When we reduce people to labels, we can dehumanize them. When we dehumanize, we care less. When we stop caring, we separate ourselves and unknowingly serve those who wish to divide and conquer. I won’t allow words to stop me from caring.
The Enemy of Othering
Whichever side of an issue we’re on, there’s going to be someone on the other side of it. That doesn’t make them bad, evil, or wrong. They may be wrong, in fact, but we should not let the illusory authority of media, government, influencers, or our friends and family decide or judge what’s right or wrong for us. Because they may be wrong. They may not have all the information. They may be lying.
If we believe divisive words, we fall prey to othering: the belief that the “other” person or group is the problem or source of our troubles. You don’t make me hurt. I don’t make you hurt. It’s division that’s hurting us both. The “other side” is not the enemy. If there is an enemy, the enemy is the othering.
It’s hard to know where we stand when we don’t know who to trust. That’s why I’m pro-compassion—recognizing others as feeling beings who also suffer. In a world driven by us versus them ideology, compassion is a balm to the heart. Finding compassion and empathy for others is a unifying force, pointing us toward common ground to ease our collective suffering.
If I’m pro-compassion, that means I’m incapable of dehumanizing you based on your beliefs.

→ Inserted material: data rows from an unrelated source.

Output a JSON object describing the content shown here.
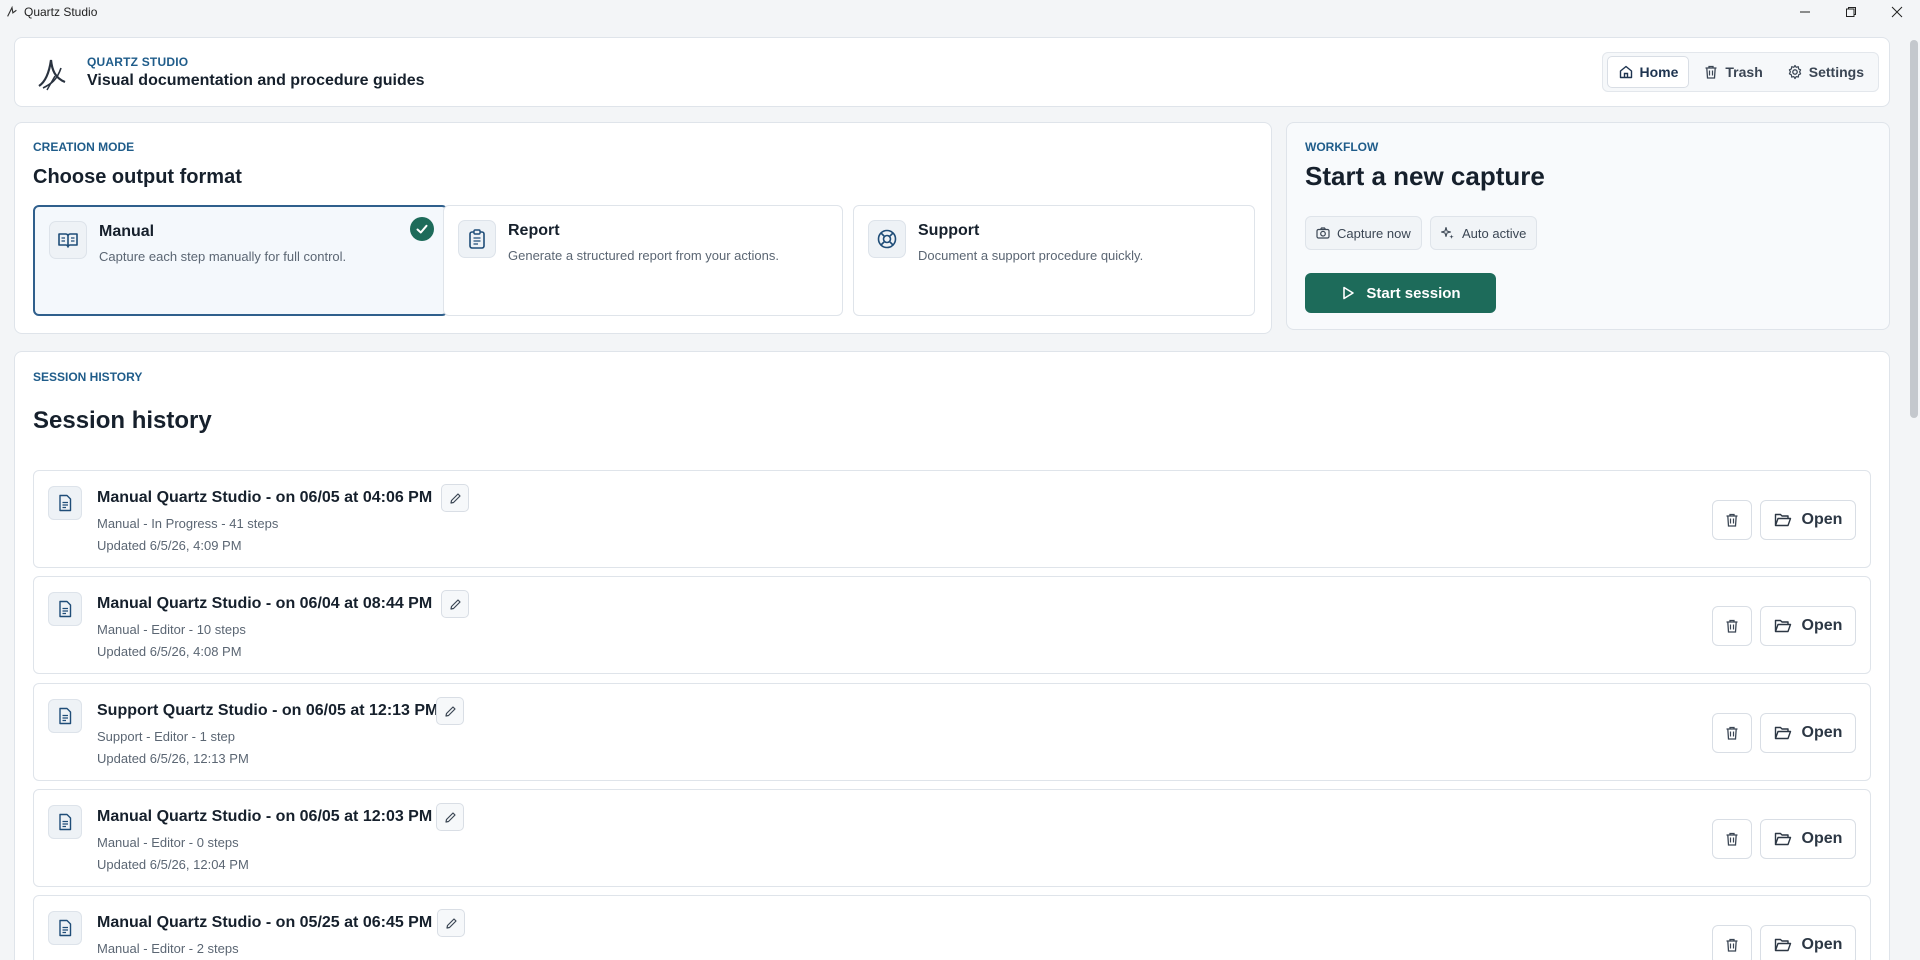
{
  "window": {
    "title": "Quartz Studio"
  },
  "header": {
    "eyebrow": "QUARTZ STUDIO",
    "title": "Visual documentation and procedure guides",
    "nav": [
      {
        "label": "Home",
        "icon": "home-icon",
        "active": true
      },
      {
        "label": "Trash",
        "icon": "trash-icon"
      },
      {
        "label": "Settings",
        "icon": "gear-icon"
      }
    ]
  },
  "creation": {
    "eyebrow": "CREATION MODE",
    "title": "Choose output format",
    "modes": [
      {
        "name": "Manual",
        "desc": "Capture each step manually for full control.",
        "icon": "book-icon",
        "selected": true
      },
      {
        "name": "Report",
        "desc": "Generate a structured report from your actions.",
        "icon": "clipboard-icon"
      },
      {
        "name": "Support",
        "desc": "Document a support procedure quickly.",
        "icon": "lifebuoy-icon"
      }
    ]
  },
  "workflow": {
    "eyebrow": "WORKFLOW",
    "title": "Start a new capture",
    "chips": [
      {
        "label": "Capture now",
        "icon": "camera-icon"
      },
      {
        "label": "Auto active",
        "icon": "sparkle-icon"
      }
    ],
    "start_label": "Start session"
  },
  "history": {
    "eyebrow": "SESSION HISTORY",
    "title": "Session history",
    "open_label": "Open",
    "sessions": [
      {
        "title": "Manual Quartz Studio - on 06/05 at 04:06 PM",
        "meta": "Manual - In Progress - 41 steps",
        "updated": "Updated 6/5/26, 4:09 PM"
      },
      {
        "title": "Manual Quartz Studio - on 06/04 at 08:44 PM",
        "meta": "Manual - Editor - 10 steps",
        "updated": "Updated 6/5/26, 4:08 PM"
      },
      {
        "title": "Support Quartz Studio - on 06/05 at 12:13 PM",
        "meta": "Support - Editor - 1 step",
        "updated": "Updated 6/5/26, 12:13 PM"
      },
      {
        "title": "Manual Quartz Studio - on 06/05 at 12:03 PM",
        "meta": "Manual - Editor - 0 steps",
        "updated": "Updated 6/5/26, 12:04 PM"
      },
      {
        "title": "Manual Quartz Studio - on 05/25 at 06:45 PM",
        "meta": "Manual - Editor - 2 steps",
        "updated": ""
      }
    ]
  },
  "colors": {
    "accent": "#1d6b5a",
    "eyebrow": "#1f5c8a",
    "selected_border": "#2f5f8c"
  }
}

Compassion is a humanizing force. If I’m pro-compassion, I won’t hate you. Compassion understands that hate breeds more suffering, not less. Compassion is born from a primordial connectedness that existed long before pro-this or anti-that labels. Compassion comes from wholeness.

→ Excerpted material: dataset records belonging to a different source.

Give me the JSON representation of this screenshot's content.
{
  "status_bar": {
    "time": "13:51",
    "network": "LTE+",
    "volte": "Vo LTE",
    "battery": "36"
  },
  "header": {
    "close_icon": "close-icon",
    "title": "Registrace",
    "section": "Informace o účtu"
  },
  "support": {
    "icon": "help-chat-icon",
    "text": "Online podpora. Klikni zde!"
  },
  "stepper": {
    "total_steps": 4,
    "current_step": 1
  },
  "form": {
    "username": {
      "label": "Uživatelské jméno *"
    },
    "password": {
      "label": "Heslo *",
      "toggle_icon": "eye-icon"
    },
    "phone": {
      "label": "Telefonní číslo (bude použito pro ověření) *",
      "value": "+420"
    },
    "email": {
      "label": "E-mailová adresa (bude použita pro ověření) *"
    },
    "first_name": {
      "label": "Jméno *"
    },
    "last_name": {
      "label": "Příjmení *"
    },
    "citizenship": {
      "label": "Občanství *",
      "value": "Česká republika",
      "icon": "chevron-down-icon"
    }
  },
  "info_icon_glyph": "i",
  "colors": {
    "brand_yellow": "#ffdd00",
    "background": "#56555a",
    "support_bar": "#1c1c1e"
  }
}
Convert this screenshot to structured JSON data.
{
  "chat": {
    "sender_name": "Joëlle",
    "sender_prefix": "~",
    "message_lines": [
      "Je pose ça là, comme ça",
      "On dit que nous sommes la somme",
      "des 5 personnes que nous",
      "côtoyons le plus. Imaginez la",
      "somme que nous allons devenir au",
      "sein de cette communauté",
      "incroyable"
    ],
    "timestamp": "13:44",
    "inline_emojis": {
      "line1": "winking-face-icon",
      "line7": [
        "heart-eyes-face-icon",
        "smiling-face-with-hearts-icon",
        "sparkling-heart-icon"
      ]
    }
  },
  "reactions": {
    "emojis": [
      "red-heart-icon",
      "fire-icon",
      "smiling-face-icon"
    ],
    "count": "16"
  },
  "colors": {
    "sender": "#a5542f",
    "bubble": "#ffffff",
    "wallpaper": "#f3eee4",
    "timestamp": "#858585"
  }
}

Finding Connection Beneath the Labels that Separate
Your ideological beliefs don’t tell me who you really are. You may define yourself as pro-life or pro-choice. Neither of those tells me whether you’re kind. You may call yourself anti-racist or anti-fascist. That doesn’t tell me whether I can trust you with my heart. You may say you’re pro-gun or anti-censorship; that doesn’t tell me whether you’re willing to seek common ground with me.

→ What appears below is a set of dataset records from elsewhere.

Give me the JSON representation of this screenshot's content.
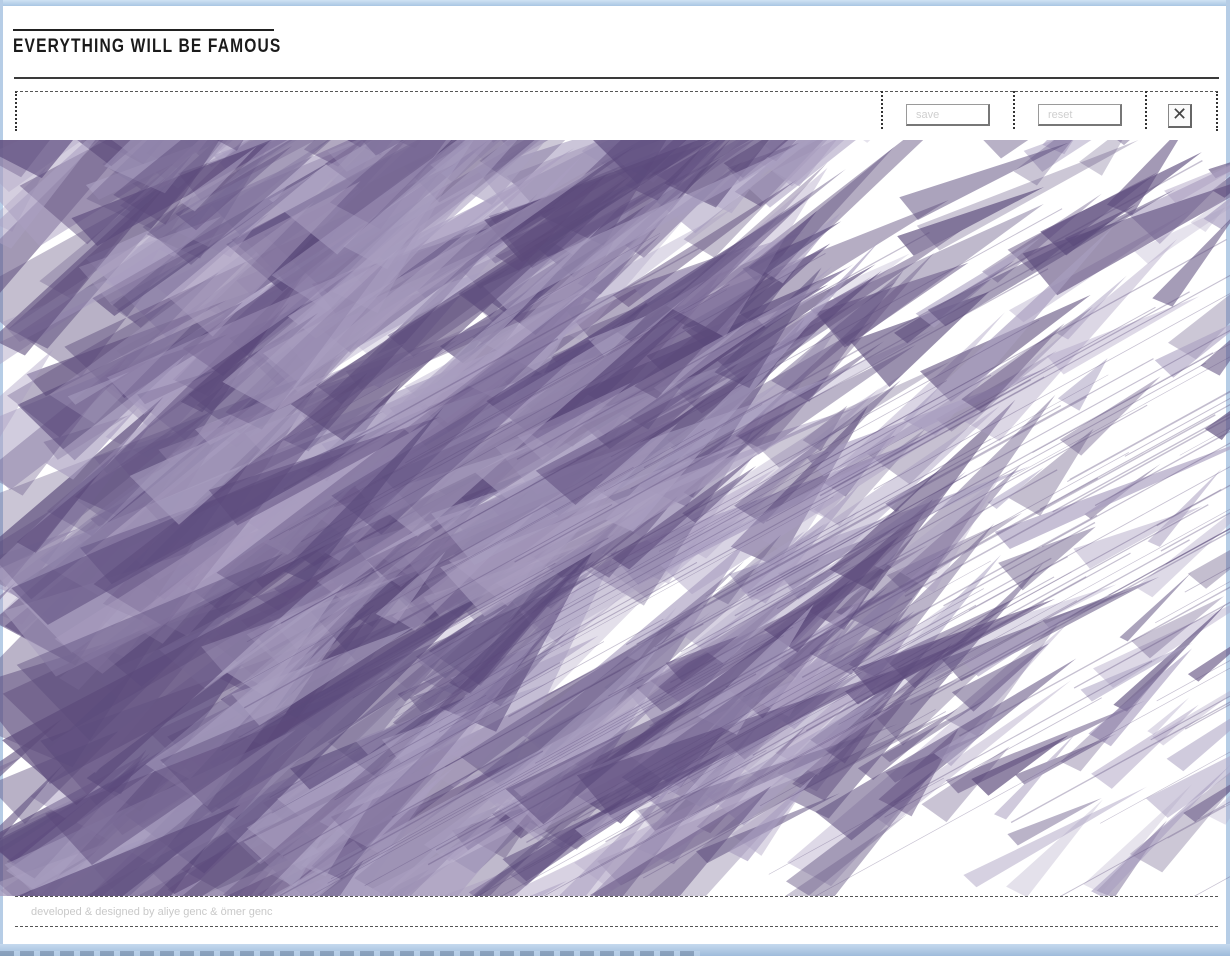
{
  "header": {
    "title": "EVERYTHING WILL BE FAMOUS"
  },
  "toolbar": {
    "save_label": "save",
    "reset_label": "reset",
    "close_icon": "close-icon",
    "close_glyph": "✕"
  },
  "artwork": {
    "fill_color": "#5b4a7b",
    "fill_color_light": "#a99ec0"
  },
  "footer": {
    "credits": "developed & designed by aliye genc & ömer genc"
  }
}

If you’re pro-compassion, whichever side of an issue you’re on, I feel safe with you. I know you’ll see me as human. I know we can work together. You may lean right and I may lean left, but if we share compassion, part of us is already on the same side.
I’m not saying that compassion is easy. On the contrary, I think it’s often easier to hate than be compassionate. But I am saying that compassion makes us free. A popular verse by Rumi comes to mind:
“Out beyond ideas of wrongdoing and rightdoing there is a field. I’ll meet you there.”
Being willing to meet in the field beyond wrongdoing and rightdoing doesn’t mean there is no wrong or right. It doesn’t mean we don’t have opinions. It doesn’t mean we don’t fight for our beliefs. It doesn’t mean we’re forced to admit weakness or defeat. It means that we recognize the weakness of defining ourselves by our differences.
When we allow ourselves to be defined by opposing labels, we become trapped in those definitions. Division stokes more division. From inside the box of labels, we can lose sight of what “the right thing” even is.
When we step beyond wrong and right to the field, we free ourselves from the box and see clearly. We recognize internal suffering and have compassion for people hurting on both sides. From that place of clarity, the last thing we’ll want to do is add to the hurt. From that place, we can work for solutions that heal.
In this divisive world, I refuse to let my heart be divided.
I won’t allow myself to be lit up with disrespect, fear, or hate. I won’t let manufactured or normalized stereotypes break my connection to you. And I’ll do my very best to define you, not by any word, but by your humanity.
In a world that’s rife with us versus them rhetoric, we can be pro-compassion. We can come together in the field of shared needs and put down roots of connection in the face of those who would divide us. That is a radical act.
So, I’m on my way out into that field. Whichever side you’re on, I hope to see you there.
Maybe together we can start to heal our hurting hearts.